Levy emphasized, "The US attitude is the ultimate switch in this conflict." As Trump clearly stated to Netanyahu after Tuesday night's call, "He will do exactly as I say," this statement further solidified market expectations of a US-led Middle East peace process, and its impact has been deeply transmitted to core financial market indicators.
Financial Linkage: The Profound Impact of the US-Iran Situation on Financial Markets
The uncertainty surrounding the US-Iran conflict and the US's strategic dominance are directly influencing the volatility of oil prices, the US dollar index, and US Treasury yields.
Geopolitical tensions have fueled risk aversion, which has become a key factor supporting the strengthening of the US dollar index. Coupled with the relative resilience of US economic data and fluctuations in inflation expectations, the US dollar index has rebounded after being under pressure recently, prompting speculative traders to adjust their short positions to hedge against risks.
At the same time, the US Treasury market was also significantly impacted: the turmoil in the Middle East pushed up international oil prices, exacerbated inflation expectations, and weakened market bets on the Federal Reserve to cut interest rates, directly leading to a sharp rise of about 38 basis points in the 10-year US Treasury yield in March.

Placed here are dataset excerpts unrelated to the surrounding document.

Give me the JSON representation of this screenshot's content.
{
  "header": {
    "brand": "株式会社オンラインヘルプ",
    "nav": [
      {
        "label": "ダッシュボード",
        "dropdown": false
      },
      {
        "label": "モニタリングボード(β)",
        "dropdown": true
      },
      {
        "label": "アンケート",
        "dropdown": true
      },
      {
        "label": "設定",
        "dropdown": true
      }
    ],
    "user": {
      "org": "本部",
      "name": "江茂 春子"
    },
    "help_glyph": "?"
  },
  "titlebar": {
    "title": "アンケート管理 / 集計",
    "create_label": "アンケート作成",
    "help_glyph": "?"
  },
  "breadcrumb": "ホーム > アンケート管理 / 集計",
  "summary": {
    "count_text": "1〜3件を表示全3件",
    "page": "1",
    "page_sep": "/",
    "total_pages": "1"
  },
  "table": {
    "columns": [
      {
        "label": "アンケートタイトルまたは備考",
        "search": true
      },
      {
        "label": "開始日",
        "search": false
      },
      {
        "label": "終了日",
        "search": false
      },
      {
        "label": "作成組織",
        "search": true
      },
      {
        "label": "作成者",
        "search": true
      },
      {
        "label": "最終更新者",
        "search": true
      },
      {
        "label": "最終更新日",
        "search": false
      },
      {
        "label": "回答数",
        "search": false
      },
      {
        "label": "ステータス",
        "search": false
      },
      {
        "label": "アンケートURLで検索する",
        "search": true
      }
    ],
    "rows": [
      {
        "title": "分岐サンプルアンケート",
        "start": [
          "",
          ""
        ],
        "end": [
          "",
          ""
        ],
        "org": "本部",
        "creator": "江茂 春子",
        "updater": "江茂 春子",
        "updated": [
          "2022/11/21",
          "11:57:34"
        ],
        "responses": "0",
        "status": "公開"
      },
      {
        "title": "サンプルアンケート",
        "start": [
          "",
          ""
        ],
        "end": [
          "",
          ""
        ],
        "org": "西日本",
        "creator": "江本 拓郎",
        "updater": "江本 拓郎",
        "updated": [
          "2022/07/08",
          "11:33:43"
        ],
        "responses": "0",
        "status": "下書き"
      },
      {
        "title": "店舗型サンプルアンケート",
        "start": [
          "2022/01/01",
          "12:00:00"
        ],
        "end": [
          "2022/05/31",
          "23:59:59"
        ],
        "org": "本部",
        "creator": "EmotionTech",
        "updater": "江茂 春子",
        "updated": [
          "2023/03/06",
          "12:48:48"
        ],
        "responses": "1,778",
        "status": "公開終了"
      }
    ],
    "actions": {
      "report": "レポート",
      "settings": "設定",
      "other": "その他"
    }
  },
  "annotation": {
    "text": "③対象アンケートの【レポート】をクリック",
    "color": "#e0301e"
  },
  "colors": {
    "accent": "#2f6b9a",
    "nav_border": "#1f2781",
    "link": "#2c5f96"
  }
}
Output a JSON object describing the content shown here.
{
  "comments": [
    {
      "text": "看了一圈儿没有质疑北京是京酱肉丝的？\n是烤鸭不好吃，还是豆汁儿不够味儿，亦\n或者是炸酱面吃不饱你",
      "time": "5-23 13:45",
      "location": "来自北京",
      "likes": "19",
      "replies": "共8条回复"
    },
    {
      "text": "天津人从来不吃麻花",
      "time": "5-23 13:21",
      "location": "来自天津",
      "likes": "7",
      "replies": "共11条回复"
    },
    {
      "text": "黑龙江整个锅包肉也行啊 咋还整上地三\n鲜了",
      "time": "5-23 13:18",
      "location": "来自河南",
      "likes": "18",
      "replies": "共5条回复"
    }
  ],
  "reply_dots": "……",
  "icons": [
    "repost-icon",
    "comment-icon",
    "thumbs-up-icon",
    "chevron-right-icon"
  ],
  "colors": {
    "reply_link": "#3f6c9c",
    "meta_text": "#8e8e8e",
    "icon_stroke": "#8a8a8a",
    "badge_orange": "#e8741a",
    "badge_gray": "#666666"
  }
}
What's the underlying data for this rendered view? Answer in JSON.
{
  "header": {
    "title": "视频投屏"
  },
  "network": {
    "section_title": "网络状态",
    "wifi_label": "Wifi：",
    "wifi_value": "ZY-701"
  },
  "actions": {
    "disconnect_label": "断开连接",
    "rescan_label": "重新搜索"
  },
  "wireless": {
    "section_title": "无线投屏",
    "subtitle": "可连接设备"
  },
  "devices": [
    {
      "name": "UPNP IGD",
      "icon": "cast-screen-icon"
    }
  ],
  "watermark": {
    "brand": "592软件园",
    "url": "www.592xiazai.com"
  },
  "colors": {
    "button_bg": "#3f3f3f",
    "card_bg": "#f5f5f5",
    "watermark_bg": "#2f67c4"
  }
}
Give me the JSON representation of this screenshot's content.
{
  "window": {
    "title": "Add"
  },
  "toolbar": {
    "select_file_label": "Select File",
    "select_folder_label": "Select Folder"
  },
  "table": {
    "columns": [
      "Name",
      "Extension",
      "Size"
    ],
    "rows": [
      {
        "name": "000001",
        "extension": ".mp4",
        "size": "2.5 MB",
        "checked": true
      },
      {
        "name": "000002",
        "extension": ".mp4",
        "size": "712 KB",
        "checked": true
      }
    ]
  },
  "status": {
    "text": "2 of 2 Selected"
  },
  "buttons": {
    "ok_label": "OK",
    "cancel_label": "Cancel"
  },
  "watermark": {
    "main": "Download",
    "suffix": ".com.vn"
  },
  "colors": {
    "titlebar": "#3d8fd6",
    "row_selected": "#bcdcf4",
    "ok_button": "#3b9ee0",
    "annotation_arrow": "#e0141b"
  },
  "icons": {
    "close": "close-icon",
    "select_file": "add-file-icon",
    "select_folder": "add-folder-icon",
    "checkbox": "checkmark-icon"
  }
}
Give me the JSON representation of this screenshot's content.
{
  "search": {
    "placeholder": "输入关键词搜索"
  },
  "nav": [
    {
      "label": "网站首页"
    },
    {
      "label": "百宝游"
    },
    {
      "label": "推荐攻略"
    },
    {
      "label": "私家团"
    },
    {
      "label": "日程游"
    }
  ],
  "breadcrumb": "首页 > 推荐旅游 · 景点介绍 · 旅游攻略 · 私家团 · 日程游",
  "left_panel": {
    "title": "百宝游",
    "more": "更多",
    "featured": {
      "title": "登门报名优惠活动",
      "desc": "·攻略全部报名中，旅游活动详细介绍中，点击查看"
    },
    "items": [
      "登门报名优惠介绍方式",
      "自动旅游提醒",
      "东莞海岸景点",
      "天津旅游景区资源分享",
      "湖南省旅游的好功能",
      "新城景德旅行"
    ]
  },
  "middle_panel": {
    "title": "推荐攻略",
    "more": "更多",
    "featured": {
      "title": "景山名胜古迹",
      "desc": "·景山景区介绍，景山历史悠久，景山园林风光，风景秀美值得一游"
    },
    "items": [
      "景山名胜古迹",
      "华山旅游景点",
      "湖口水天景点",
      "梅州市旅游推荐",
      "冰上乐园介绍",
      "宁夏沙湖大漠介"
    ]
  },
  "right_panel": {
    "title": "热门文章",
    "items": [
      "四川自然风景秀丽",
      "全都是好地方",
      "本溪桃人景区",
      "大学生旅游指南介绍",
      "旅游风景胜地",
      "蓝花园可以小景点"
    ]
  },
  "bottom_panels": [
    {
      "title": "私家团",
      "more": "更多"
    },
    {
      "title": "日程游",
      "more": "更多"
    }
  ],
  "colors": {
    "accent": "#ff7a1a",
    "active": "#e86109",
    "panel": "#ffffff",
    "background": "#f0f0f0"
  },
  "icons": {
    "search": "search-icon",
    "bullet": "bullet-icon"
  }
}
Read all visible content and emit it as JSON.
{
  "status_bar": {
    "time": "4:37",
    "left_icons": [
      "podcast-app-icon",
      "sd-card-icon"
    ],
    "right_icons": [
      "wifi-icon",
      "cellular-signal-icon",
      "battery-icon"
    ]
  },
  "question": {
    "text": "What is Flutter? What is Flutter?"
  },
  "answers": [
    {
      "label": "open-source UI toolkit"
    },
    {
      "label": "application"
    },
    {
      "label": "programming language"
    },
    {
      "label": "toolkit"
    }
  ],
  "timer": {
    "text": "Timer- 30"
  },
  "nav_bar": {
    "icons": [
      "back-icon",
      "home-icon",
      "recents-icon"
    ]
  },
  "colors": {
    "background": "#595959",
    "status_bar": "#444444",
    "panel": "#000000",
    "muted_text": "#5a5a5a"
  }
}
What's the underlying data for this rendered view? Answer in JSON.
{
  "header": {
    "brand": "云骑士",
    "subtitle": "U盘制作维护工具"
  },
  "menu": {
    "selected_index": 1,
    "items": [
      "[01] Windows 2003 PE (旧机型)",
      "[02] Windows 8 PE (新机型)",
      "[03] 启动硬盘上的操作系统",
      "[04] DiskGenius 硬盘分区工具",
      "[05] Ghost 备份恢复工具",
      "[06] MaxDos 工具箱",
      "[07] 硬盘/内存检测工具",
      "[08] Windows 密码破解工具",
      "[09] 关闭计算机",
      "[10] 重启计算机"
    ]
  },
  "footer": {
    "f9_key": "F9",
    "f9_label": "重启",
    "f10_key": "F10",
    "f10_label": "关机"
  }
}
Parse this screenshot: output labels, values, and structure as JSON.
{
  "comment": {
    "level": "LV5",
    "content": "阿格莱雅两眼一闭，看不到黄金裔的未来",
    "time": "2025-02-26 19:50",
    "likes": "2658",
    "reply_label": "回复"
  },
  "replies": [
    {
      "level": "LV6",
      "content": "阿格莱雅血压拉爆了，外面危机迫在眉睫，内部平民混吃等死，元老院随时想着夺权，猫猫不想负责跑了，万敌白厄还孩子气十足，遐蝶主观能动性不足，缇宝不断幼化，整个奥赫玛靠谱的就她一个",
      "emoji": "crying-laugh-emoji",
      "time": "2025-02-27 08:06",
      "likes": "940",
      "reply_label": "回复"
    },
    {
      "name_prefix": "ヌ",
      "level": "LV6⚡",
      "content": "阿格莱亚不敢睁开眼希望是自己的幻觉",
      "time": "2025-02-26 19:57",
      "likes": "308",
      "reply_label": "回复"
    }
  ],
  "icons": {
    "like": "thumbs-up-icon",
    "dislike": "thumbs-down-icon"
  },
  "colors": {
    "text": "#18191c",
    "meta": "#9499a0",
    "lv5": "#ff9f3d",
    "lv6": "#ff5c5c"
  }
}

Foreign investors reduced their holdings of US Treasuries to avoid duration risks, and foreign official and international accounts saw a cumulative decrease of nearly $82 billion in US Treasury custodian holdings at the Federal Reserve Bank of New York that month.
There were also some unexpected developments regarding US Treasury bonds. Gulf states, facing disruptions to oil and general trade, were forced to sell US Treasury bonds and buy dollars. Meanwhile, due to the sharp rise in global energy and raw material prices, countries like Japan, which rely heavily on imports, experienced severe imported inflation. This led to increased costs and higher prices for their domestic products, ultimately causing their currencies to depreciate both domestically and internationally. Consequently, some central banks intervened, continuing to sell US Treasury bonds.
At the same time, oil prices also rebounded rapidly.